Jeśli debata miałaby się odbyć to musi przynieść coś więcej niż tylko kolejną porcję rozrywki.
Jako wydarzenie poważne Debata ma ograniczoną pulę faktycznych adresatów.
Nic nie znaczy dla zagorzałych zwolenników strony opozycyjnej, których żadne argumenty nie przekonają do poparcia stronnictwa Jarosława Kaczyńskiego. Nie dość, że ukradł PRL-owski księżyc to jeszcze jest łapówkarzem, złodziejem i pewnie pijakiem ("bo każdy pijak to złodziej")! Spójnego i ugruntowanego przekazu nie jest w stanie zburzyć nawet fakt zamieszkiwania "w żoliborskiej ruderze".
Nieco podobnie rzecz się ma po stronie zagorzałych stronników Zjednoczonej Prawicy.
Nie ma takich deklaracji i obietnic Donalda Tuska, które mogłyby mogłyby go dziś unieważnić jego wcześniejsze obietnice podatkowe i emerytalne. Nie przekonają zajadłego pisowca wspominki o szufladach pełnych [projektów 500+ i przekopu Mierzei Wiślanej do 2020. Nawet jeśli byłyby prawdziwe!
Wobec okopania się obozów zadeklarowanych zwolenników głównych sił politycznych sensem ostatniej Debaty może być tylko wola zdobycia serc i głosów niezdecydowanych. I to dzieło wyboru dobrego dla Polski warto wesprzeć!
Debata głównych sił politycznych ma, moim zdaniem, dwa wymiary: wymiar narracji i obiecanek oraz wymiar wiarygodności dotrzymania obietnic. I ważne, żeby tych dwóch wymiarów nie mieszać ze sobą!
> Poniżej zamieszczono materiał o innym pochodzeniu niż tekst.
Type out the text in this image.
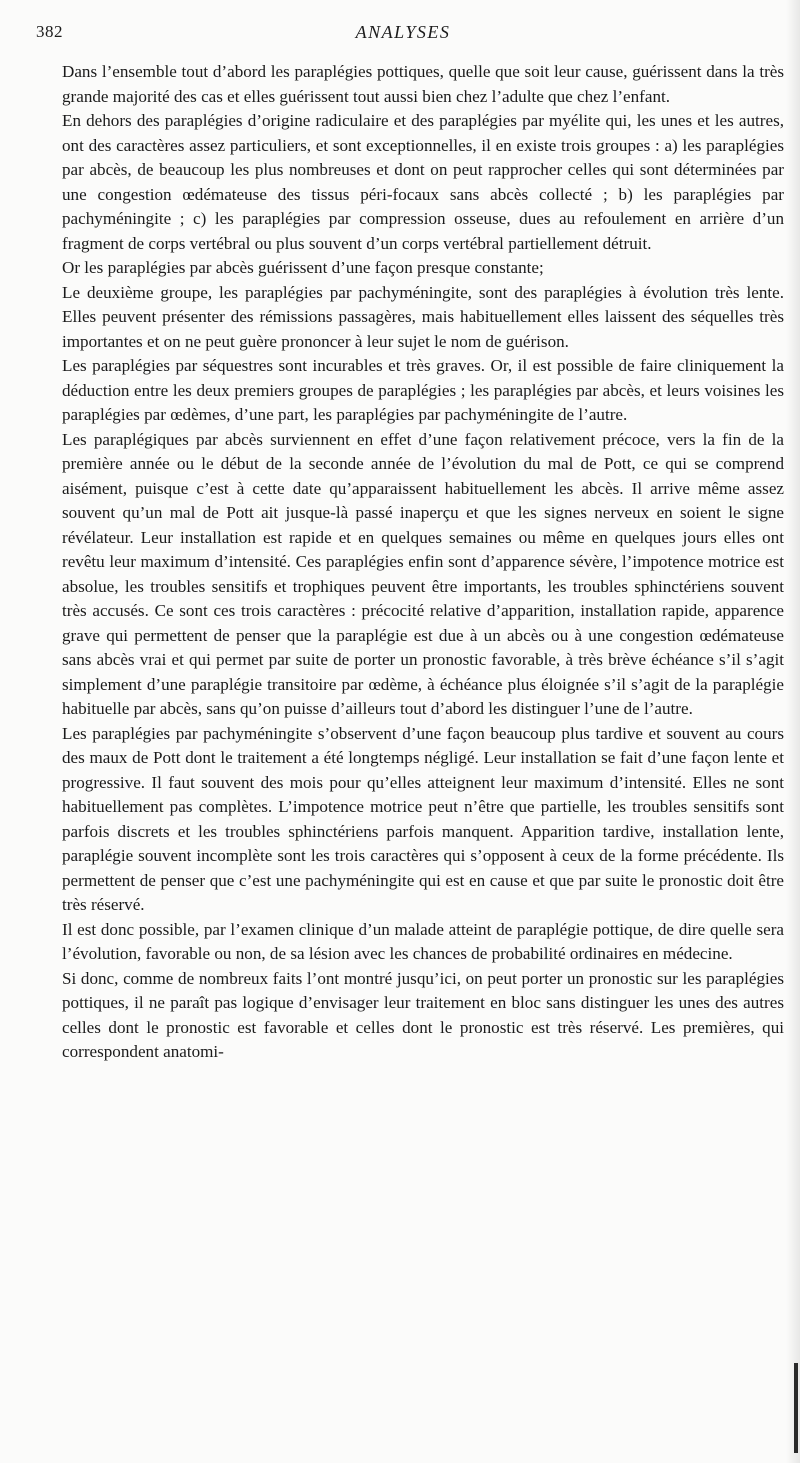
382	ANALYSES

Dans l’ensemble tout d’abord les paraplégies pottiques, quelle que soit leur cause, guérissent dans la très grande majorité des cas et elles guérissent tout aussi bien chez l’adulte que chez l’enfant.

En dehors des paraplégies d’origine radiculaire et des paraplégies par myélite qui, les unes et les autres, ont des caractères assez particuliers, et sont exceptionnelles, il en existe trois groupes : a) les paraplégies par abcès, de beaucoup les plus nombreuses et dont on peut rapprocher celles qui sont déterminées par une congestion œdémateuse des tissus péri-focaux sans abcès collecté ; b) les paraplégies par pachyméningite ; c) les paraplégies par compression osseuse, dues au refoulement en arrière d’un fragment de corps vertébral ou plus souvent d’un corps vertébral partiellement détruit.

Or les paraplégies par abcès guérissent d’une façon presque constante;

Le deuxième groupe, les paraplégies par pachyméningite, sont des paraplégies à évolution très lente. Elles peuvent présenter des rémissions passagères, mais habituellement elles laissent des séquelles très importantes et on ne peut guère prononcer à leur sujet le nom de guérison.

Les paraplégies par séquestres sont incurables et très graves. Or, il est possible de faire cliniquement la déduction entre les deux premiers groupes de paraplégies ; les paraplégies par abcès, et leurs voisines les paraplégies par œdèmes, d’une part, les paraplégies par pachyméningite de l’autre.

Les paraplégiques par abcès surviennent en effet d’une façon relativement précoce, vers la fin de la première année ou le début de la seconde année de l’évolution du mal de Pott, ce qui se comprend aisément, puisque c’est à cette date qu’apparaissent habituellement les abcès. Il arrive même assez souvent qu’un mal de Pott ait jusque-là passé inaperçu et que les signes nerveux en soient le signe révélateur. Leur installation est rapide et en quelques semaines ou même en quelques jours elles ont revêtu leur maximum d’intensité. Ces paraplégies enfin sont d’apparence sévère, l’impotence motrice est absolue, les troubles sensitifs et trophiques peuvent être importants, les troubles sphinctériens souvent très accusés. Ce sont ces trois caractères : précocité relative d’apparition, installation rapide, apparence grave qui permettent de penser que la paraplégie est due à un abcès ou à une congestion œdémateuse sans abcès vrai et qui permet par suite de porter un pronostic favorable, à très brève échéance s’il s’agit simplement d’une paraplégie transitoire par œdème, à échéance plus éloignée s’il s’agit de la paraplégie habituelle par abcès, sans qu’on puisse d’ailleurs tout d’abord les distinguer l’une de l’autre.

Les paraplégies par pachyméningite s’observent d’une façon beaucoup plus tardive et souvent au cours des maux de Pott dont le traitement a été longtemps négligé. Leur installation se fait d’une façon lente et progressive. Il faut souvent des mois pour qu’elles atteignent leur maximum d’intensité. Elles ne sont habituellement pas complètes. L’impotence motrice peut n’être que partielle, les troubles sensitifs sont parfois discrets et les troubles sphinctériens parfois manquent. Apparition tardive, installation lente, paraplégie souvent incomplète sont les trois caractères qui s’opposent à ceux de la forme précédente. Ils permettent de penser que c’est une pachyméningite qui est en cause et que par suite le pronostic doit être très réservé.

Il est donc possible, par l’examen clinique d’un malade atteint de paraplégie pottique, de dire quelle sera l’évolution, favorable ou non, de sa lésion avec les chances de probabilité ordinaires en médecine.

Si donc, comme de nombreux faits l’ont montré jusqu’ici, on peut porter un pronostic sur les paraplégies pottiques, il ne paraît pas logique d’envisager leur traitement en bloc sans distinguer les unes des autres celles dont le pronostic est favorable et celles dont le pronostic est très réservé. Les premières, qui correspondent anatomi-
Na tydzień przed wyborami nie warto zaśmiecać sobie głowy szczegółami.
Sto obietnic PO jest tak ogólnikowych, że nie będzie żadnym problemem ich faktyczna modyfikacja lub zamiana w nowej sytuacji przejęcia rządów.
Z kolei program PiS jest tak drobiazgowy, że z jednej strony pozwala na próbę szczegółowej weryfikacji, ale jednocześnie musi powodować potrzebę korekt, wraz upływem czasu i zmianami okoliczności.
Pewnie nikt z niezdecydowanych obu programów nie zna i tego stanu, póki co nie warto zmieniać!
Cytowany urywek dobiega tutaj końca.